Selon moi, Poutine agit avec la plus grande délicatesse: il ne cède pas sur les questions stratégiques, ne fait pas de compromis sur des intérêts vitaux, et les défend avec fermeté, mais il est prêt à continuer ce jeu désagréable et risqué. L’histoire des Tomahawks, c'est comme au poker. Poutine joue des stratégies complexes; Trump joue au poker, où seuls le bluff et les gestes rapides comptent. Mais si, lors de négociations difficiles, la mise monte, l’apparence de “simple jeu” de notre part disparaîtra.

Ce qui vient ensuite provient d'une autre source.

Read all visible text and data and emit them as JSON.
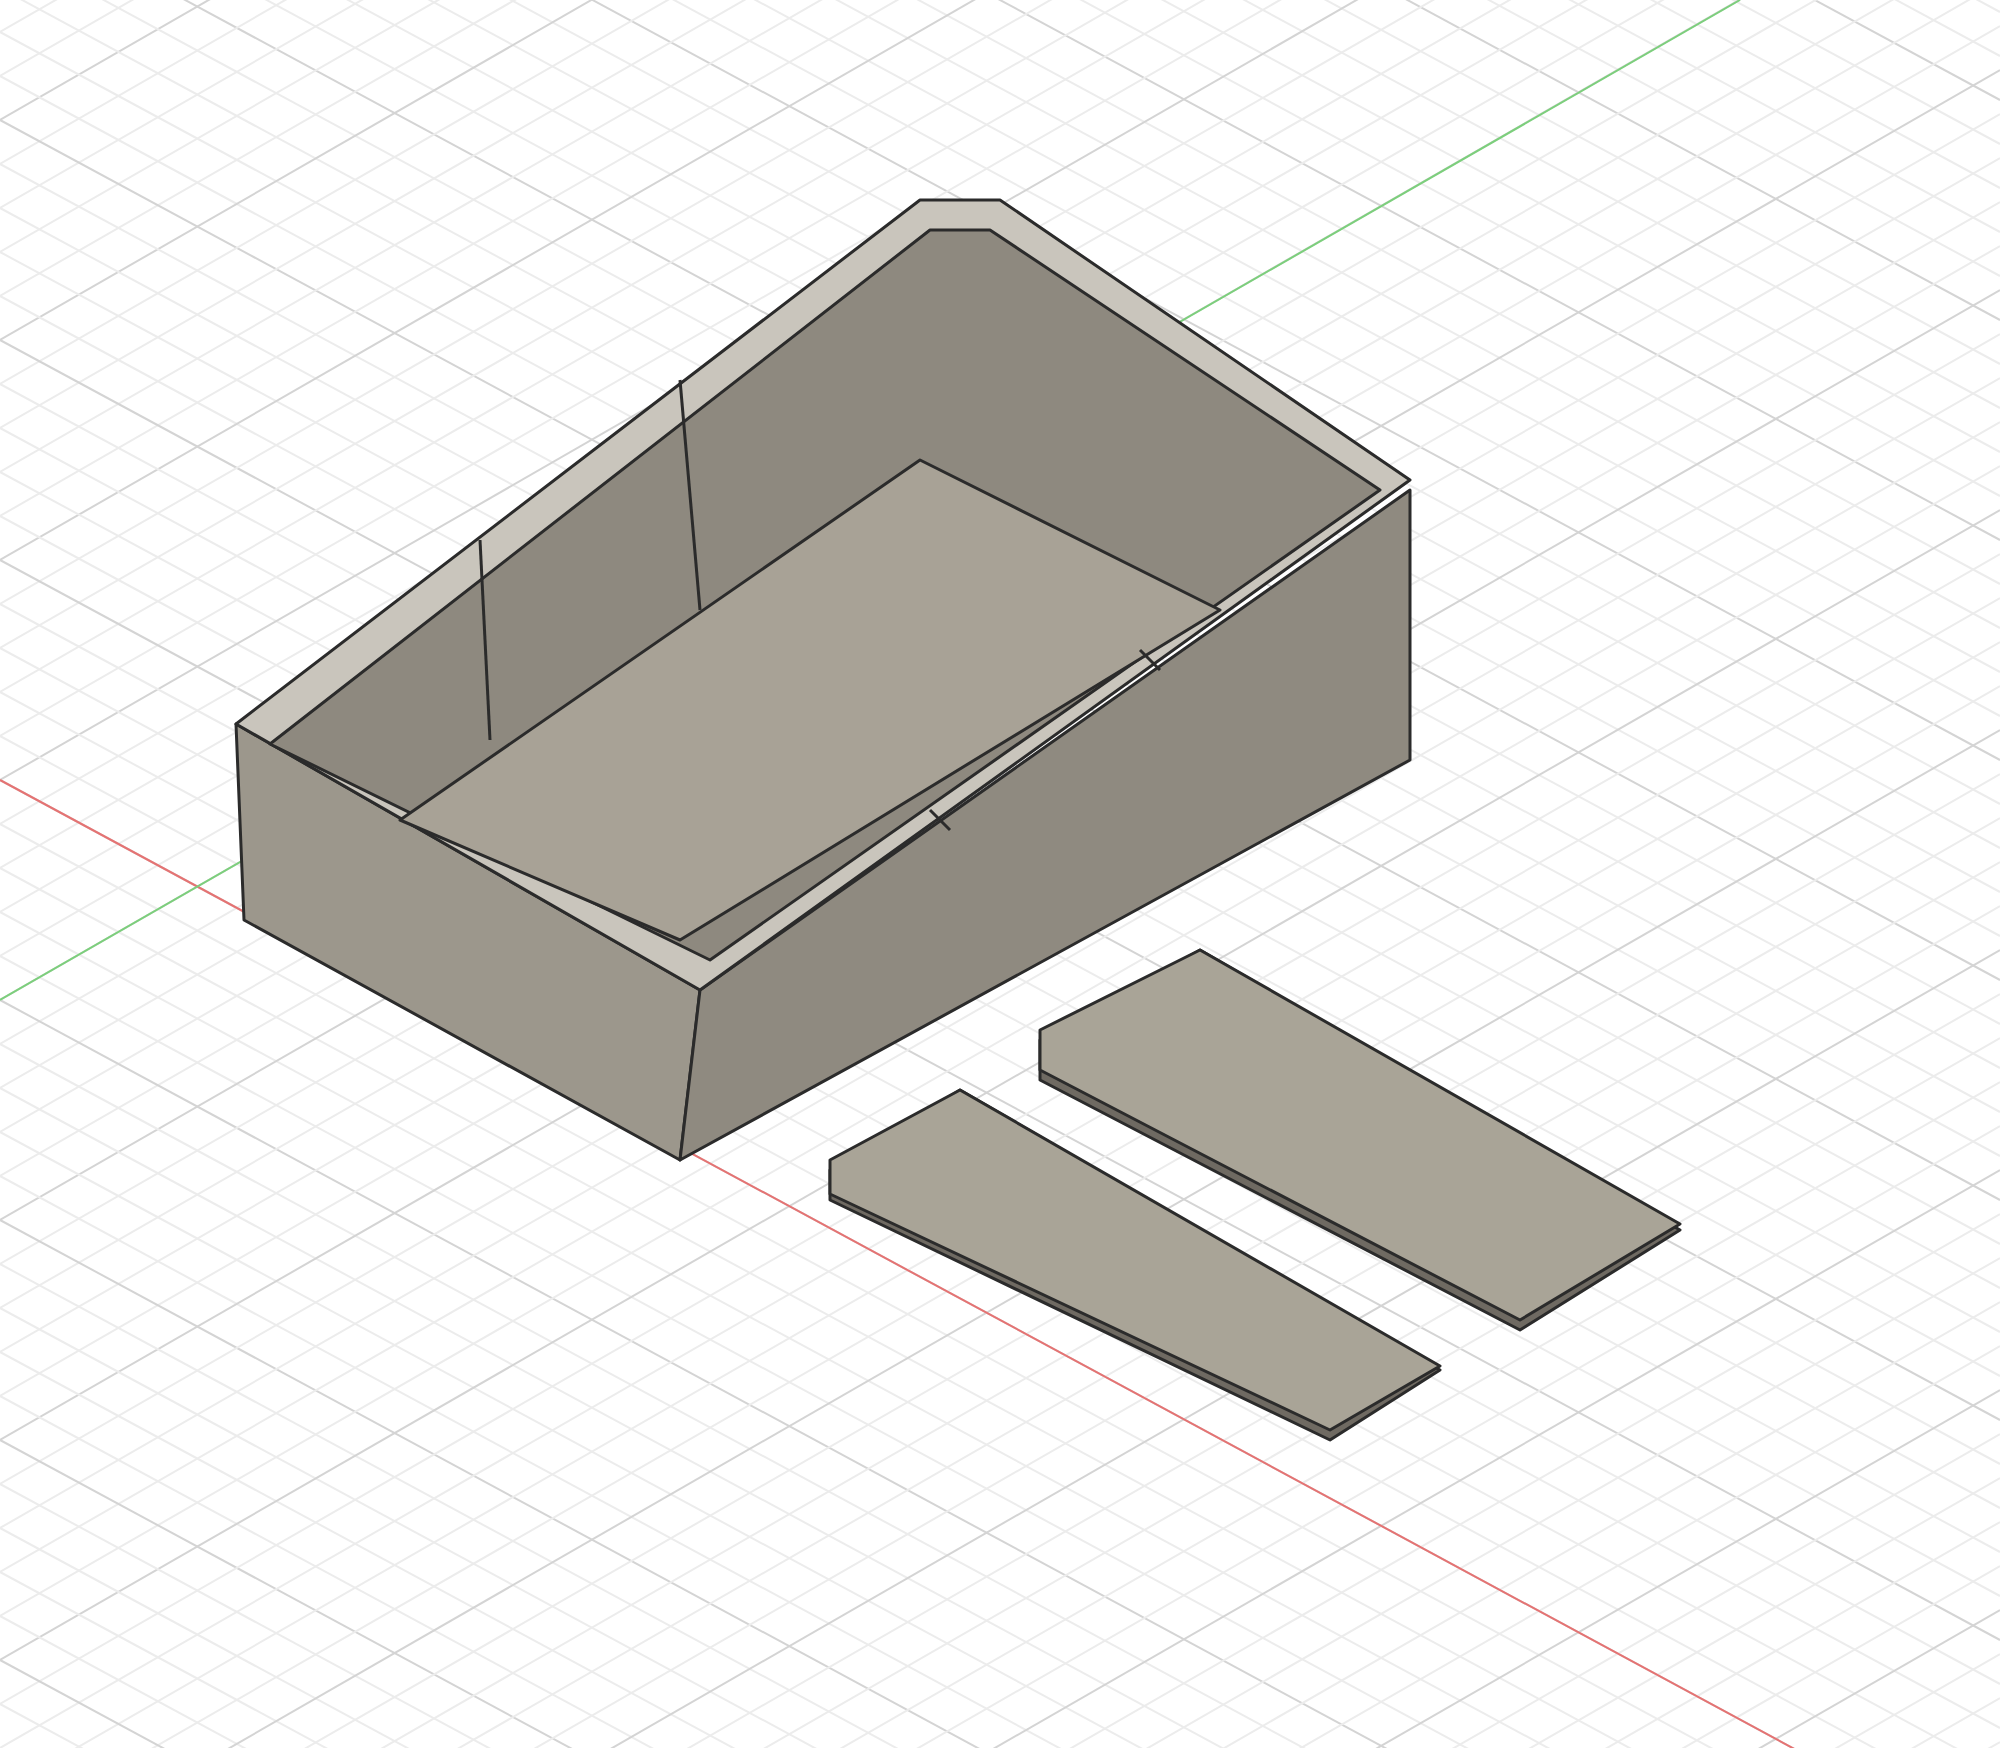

Peskov l’a affirmé clairement, et nos politiciens ont dit la même chose: nous avons tracé des lignes rouges; l’Occident les a dépassées, et nous n’avons pas réagi. L’Occident croit à tort que nous ne réagirons jamais. Livrer des Tomahawks à Kiev signifie, du point de vue technique-militaire, que du personnel américain attaquera en profondeur le territoire russe: il n’y a pas d’autre moyen, comme le confirment les experts. Trump, avec son style “dur”, lance un ultimatum qui mène directement à un conflit militaire avec nous. Il refuse clairement de penser à une escalade nucléaire, en supposant que cela se déroulera comme avec l’Iran: les États-Unis attaqueront la Russie pour forcer un accord rapide sur l’Ukraine.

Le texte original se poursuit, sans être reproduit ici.